One way not to look a fool is to explore other varieties. The skinny dasheri is perfect if you lop off one end suck out the flesh from there. The banganapalli is a seductive plump orange-red. Bombaiyas and calcuttias are good for drinks and shakes. Smaller varieties like chausa and jarda are better off in pickles.
There are hill mangoes, but opinion split straight down the middle on the relative merits of those from Salyantar in Dhading and those from Kabhre-Sindhupalchok. It\'s a moot discussion, though, because you can't buy hill mangoes in the markets. They come with an added dose of protein-worms.
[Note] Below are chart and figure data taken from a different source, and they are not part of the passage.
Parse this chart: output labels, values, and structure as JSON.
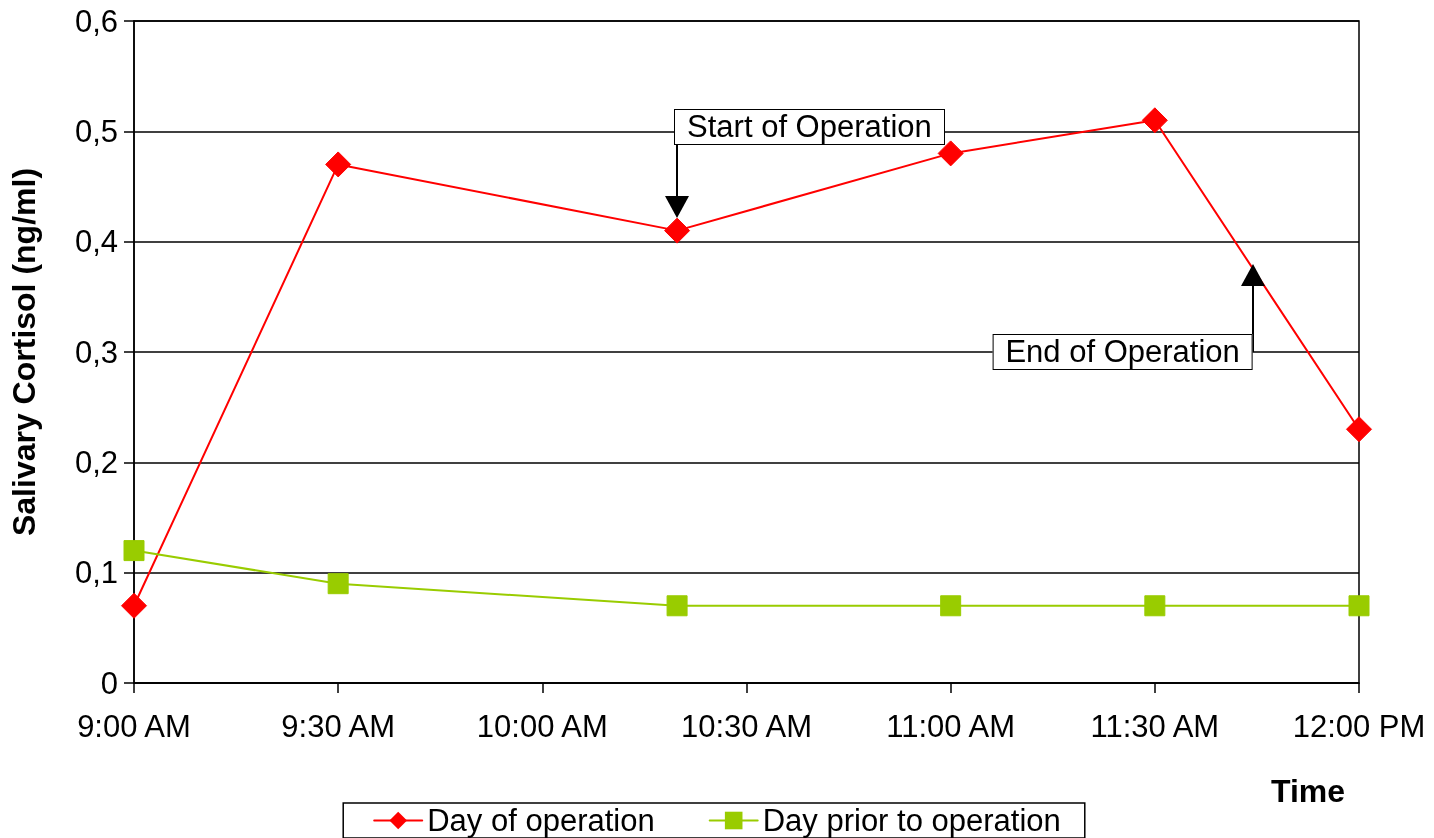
{
  "chart_data": {
    "type": "line",
    "xlabel": "Time",
    "ylabel": "Salivary Cortisol (ng/ml)",
    "x": [
      9,
      9.5,
      10.33,
      11,
      11.5,
      12
    ],
    "series": [
      {
        "name": "Day of operation",
        "color": "#ff0000",
        "marker": "diamond",
        "values": [
          0.07,
          0.47,
          0.41,
          0.48,
          0.51,
          0.23
        ]
      },
      {
        "name": "Day prior to operation",
        "color": "#99cc00",
        "marker": "square",
        "values": [
          0.12,
          0.09,
          0.07,
          0.07,
          0.07,
          0.07
        ]
      }
    ],
    "xlim": [
      9,
      12
    ],
    "xticks": [
      {
        "value": 9,
        "label": "9:00 AM"
      },
      {
        "value": 9.5,
        "label": "9:30 AM"
      },
      {
        "value": 10,
        "label": "10:00 AM"
      },
      {
        "value": 10.5,
        "label": "10:30 AM"
      },
      {
        "value": 11,
        "label": "11:00 AM"
      },
      {
        "value": 11.5,
        "label": "11:30 AM"
      },
      {
        "value": 12,
        "label": "12:00 PM"
      }
    ],
    "ylim": [
      0,
      0.6
    ],
    "yticks": [
      0,
      {
        "value": 0.1,
        "label": "0,1"
      },
      {
        "value": 0.2,
        "label": "0,2"
      },
      {
        "value": 0.3,
        "label": "0,3"
      },
      {
        "value": 0.4,
        "label": "0,4"
      },
      {
        "value": 0.5,
        "label": "0,5"
      },
      {
        "value": 0.6,
        "label": "0,6"
      }
    ],
    "grid": "y",
    "legend": "bottom",
    "line_style": "solid",
    "annotations": [
      {
        "text": "Start of Operation",
        "x": 10.33,
        "y": 0.41
      },
      {
        "text": "End of Operation",
        "x": 11.74,
        "y": 0.38
      }
    ]
  }
}
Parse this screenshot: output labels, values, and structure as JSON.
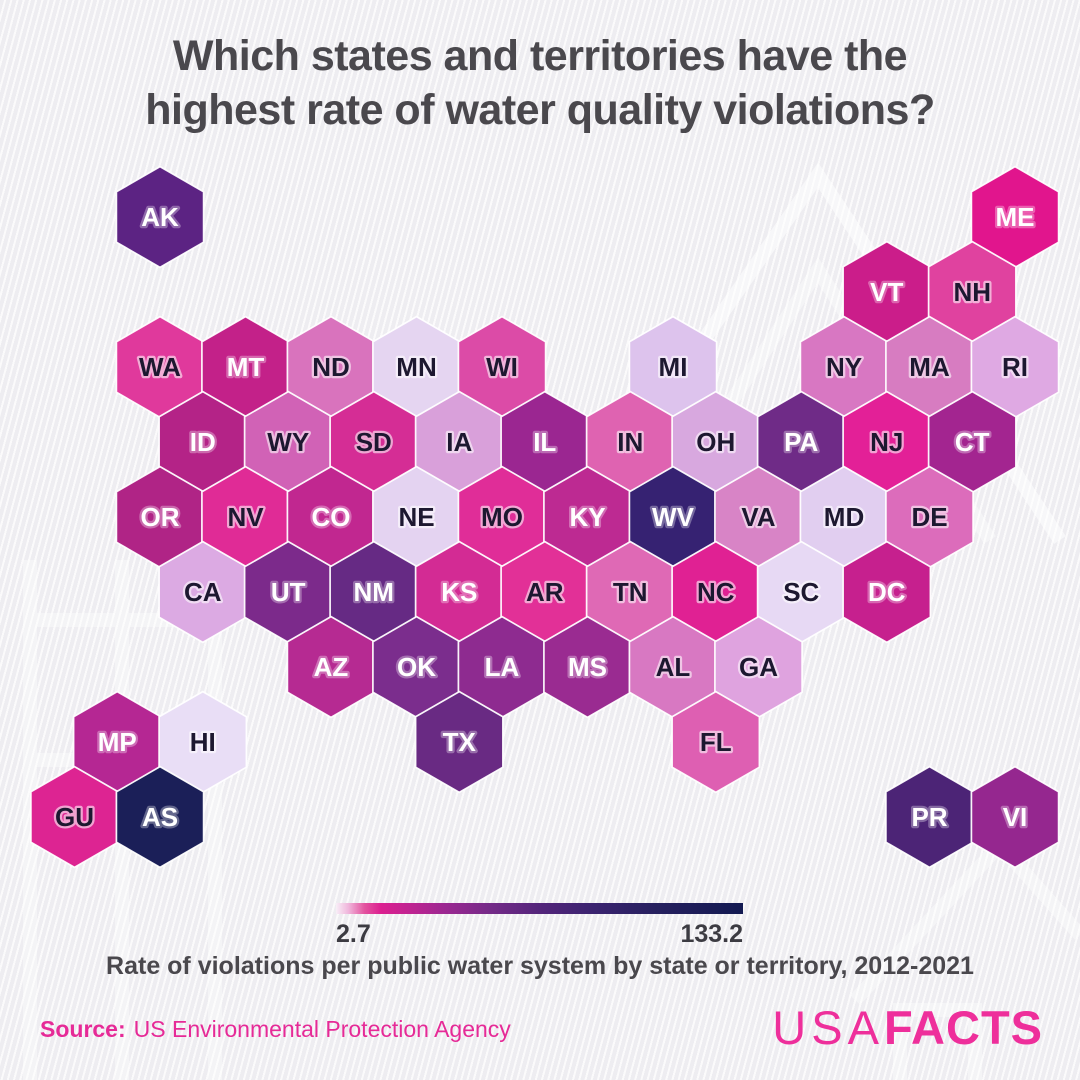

Everything else about mangoes justifies the habit on health grounds. With up to 15 percent sugar, it's not a diet fruit, but the mango does have large amounts of vitamins A, B and C, and minerals including zinc, magnesium and potassium. It's a sort of superfruit, in fact. The mango, its tree bark, its leaves, and even its flowers, all have many therapeutic properties: a whole lot of antis-viral, septic, helminthic, asthmatic and biotic, expectorant, laxative and, with cruel irony both contraceptive and aphrodisiac.
This king among fruits deserves as much attention as it gets. It's amazing how different varieties of a single fruit can taste, and how much subtle, yet identifiable variation there can be between different batches of the same variety. We should have mango-tasting sessions, like wine and whiskey tastings and neighbourhood mango-themed potlucks. We should ban bandas during mango season so the precious fruit doesn't rot away waiting to go places. We should declare one month of every summer Mango Month and be happy, simply because we have mangoes.
That texture, that sweet, sweet taste-what better way to spend the monsoon than at home, with a big pile of the golden fruit, munching, slurping, drooling, and gulping away. Invest in a bib.